Professor Mike Yongjun Tan discusses how the Institute for Frontier Materials is contributing to corrosion research and industry with their new corrosion protection technologies.
Biocorrosion and degradation
Our research in this area focuses on the development of biomaterials and generating new knowledge about the corrosion of materials in a physiological environment. Current projects focus on magnesium and titanium alloys and their use as scaffolds, coronary stents and medical implants.
Pipelines, sensors and monitoring
As a major partner in the Energy Pipelines CRC, our research focuses on determining the mechanisms of pipeline failure and methods of prevention. Projects involve developing sensors and detection methods for corrosion in areas that are difficult to access and investigating the effect of railway currents on cathodic protection methods. Together, these projects aim to improve energy pipeline industry inspection, repair and maintenance practices and to inform the relevant Australian standards.

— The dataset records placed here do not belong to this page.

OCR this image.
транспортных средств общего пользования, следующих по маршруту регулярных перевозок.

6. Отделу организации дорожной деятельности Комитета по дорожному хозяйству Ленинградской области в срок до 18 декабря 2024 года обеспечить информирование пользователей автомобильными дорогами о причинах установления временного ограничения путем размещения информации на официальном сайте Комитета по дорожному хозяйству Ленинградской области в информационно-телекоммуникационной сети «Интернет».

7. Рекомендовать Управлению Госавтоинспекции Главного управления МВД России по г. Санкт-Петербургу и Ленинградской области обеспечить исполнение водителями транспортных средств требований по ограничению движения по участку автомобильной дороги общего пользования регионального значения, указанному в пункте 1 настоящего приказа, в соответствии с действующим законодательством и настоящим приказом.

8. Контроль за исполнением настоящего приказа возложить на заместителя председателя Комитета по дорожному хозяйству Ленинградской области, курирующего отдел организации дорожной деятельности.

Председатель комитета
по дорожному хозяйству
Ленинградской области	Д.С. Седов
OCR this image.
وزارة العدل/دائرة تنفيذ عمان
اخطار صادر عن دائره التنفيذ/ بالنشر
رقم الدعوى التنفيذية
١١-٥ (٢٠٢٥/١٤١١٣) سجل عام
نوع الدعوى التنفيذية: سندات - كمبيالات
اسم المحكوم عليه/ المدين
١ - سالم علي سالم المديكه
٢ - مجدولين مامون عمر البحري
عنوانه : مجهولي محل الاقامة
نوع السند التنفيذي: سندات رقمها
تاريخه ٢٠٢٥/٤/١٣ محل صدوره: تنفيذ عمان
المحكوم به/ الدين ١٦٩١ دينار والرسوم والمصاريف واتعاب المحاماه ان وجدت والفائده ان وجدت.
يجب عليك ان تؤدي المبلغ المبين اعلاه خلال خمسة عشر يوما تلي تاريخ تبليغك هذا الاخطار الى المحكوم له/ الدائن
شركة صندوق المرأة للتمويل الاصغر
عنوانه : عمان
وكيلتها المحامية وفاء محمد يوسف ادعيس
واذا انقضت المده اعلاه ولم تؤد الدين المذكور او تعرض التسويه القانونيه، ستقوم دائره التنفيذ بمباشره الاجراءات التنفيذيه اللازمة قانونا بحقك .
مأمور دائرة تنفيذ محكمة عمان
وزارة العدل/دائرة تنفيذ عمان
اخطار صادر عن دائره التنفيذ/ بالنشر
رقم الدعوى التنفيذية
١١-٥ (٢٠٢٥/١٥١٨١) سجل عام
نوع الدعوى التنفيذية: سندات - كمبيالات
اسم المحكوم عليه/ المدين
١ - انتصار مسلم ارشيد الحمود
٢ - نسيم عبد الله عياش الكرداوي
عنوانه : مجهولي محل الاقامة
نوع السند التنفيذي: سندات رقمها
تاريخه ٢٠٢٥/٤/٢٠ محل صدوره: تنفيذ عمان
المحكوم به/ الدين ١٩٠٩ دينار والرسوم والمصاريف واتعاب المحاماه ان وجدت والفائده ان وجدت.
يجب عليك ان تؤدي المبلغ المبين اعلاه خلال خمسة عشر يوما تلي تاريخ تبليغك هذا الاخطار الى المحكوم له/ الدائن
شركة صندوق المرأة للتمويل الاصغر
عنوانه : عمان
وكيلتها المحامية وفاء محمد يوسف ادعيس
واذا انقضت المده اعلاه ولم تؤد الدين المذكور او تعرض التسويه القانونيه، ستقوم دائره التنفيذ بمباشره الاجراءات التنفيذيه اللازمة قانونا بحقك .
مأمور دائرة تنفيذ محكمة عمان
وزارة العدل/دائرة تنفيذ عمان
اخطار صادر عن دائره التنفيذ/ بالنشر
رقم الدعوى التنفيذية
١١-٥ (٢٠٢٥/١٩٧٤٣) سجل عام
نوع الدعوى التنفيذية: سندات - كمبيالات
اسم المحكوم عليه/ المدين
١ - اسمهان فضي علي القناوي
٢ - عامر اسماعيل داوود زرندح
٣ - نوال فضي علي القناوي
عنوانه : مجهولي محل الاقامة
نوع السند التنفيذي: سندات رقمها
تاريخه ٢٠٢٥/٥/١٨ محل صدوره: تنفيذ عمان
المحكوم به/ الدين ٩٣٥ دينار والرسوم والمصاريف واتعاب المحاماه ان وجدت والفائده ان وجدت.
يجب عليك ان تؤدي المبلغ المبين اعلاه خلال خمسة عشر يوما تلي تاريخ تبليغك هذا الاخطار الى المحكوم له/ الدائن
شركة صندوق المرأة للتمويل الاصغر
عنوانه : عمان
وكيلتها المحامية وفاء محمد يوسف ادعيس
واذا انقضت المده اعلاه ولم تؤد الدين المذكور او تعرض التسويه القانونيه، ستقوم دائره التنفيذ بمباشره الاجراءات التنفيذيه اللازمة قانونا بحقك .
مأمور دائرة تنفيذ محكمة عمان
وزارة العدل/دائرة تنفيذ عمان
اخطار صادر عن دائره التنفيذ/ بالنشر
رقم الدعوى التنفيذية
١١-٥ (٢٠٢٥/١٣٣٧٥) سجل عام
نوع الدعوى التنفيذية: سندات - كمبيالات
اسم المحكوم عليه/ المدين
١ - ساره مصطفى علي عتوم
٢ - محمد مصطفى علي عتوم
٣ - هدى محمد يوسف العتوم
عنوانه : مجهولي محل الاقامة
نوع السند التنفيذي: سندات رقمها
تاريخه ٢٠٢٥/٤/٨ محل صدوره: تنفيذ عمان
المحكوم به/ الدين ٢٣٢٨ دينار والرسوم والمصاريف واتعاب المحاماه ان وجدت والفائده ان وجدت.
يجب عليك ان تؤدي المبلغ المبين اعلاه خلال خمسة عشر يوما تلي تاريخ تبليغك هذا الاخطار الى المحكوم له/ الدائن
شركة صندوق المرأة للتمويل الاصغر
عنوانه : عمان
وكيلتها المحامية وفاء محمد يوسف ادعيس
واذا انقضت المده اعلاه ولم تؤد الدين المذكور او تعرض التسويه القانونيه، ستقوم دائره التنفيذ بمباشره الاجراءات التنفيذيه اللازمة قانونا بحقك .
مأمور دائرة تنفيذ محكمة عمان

Rare earth and ionic liquid inhibitors
Magnesium and aluminium alloys suffer severe corrosion in saline environments. Rare earth inhibitors offer significant corrosion protection and our group is carrying out ongoing research to fully understand how they work.
Ionic liquids are being investigated as corrosion inhibiting films on Mg and Al alloys. Successful surface films have been formed and the influence of chemistry, applied potential, temperature and time are being investigated.
Our group has a strong focus on the forming of durable superhydrophobic/superoleophobic coatings from water media through assembly of low surface energy substances. Such coatings can be applied to a range of materials to enhance corrosion protection. We have recently developed new coatings with improved strength and durability.
Novel sensor to detect pipeline corrosion
A new corrosion sensor developed by IFM researchers offers exciting potential as an effective way to detect and prevent dangerous corrosion in underground pipelines. This new sensor is being developed by a research team led by Professors Mike Tan and Maria Forsyth, and supported by the Energy Pipeline Cooperative Research Centre.
The sensor simulates the conditions occurring at typical corrosion defects and measures corrosion rates electrochemically. The sensor can check remotely every day and identify localised corrosion in its early stages, before potential catastrophes could occur.
Dr Mike (Yongjun) Tan has over 25 years of research, teaching and industry engagement experience in the field of applied electrochemistry and corrosion technologies. Currently Dr Tan's teaching and research are associated with the Deakin Corrosion Engineering laboratory at our Waurn Ponds Campus. Major activities include the management of a National Centre of Excellence in Desalination (NCEDA) project on smart material for corrosion management, and leading the Energy Pipeline Cooperative Research Centre (EPCRC) program and projects.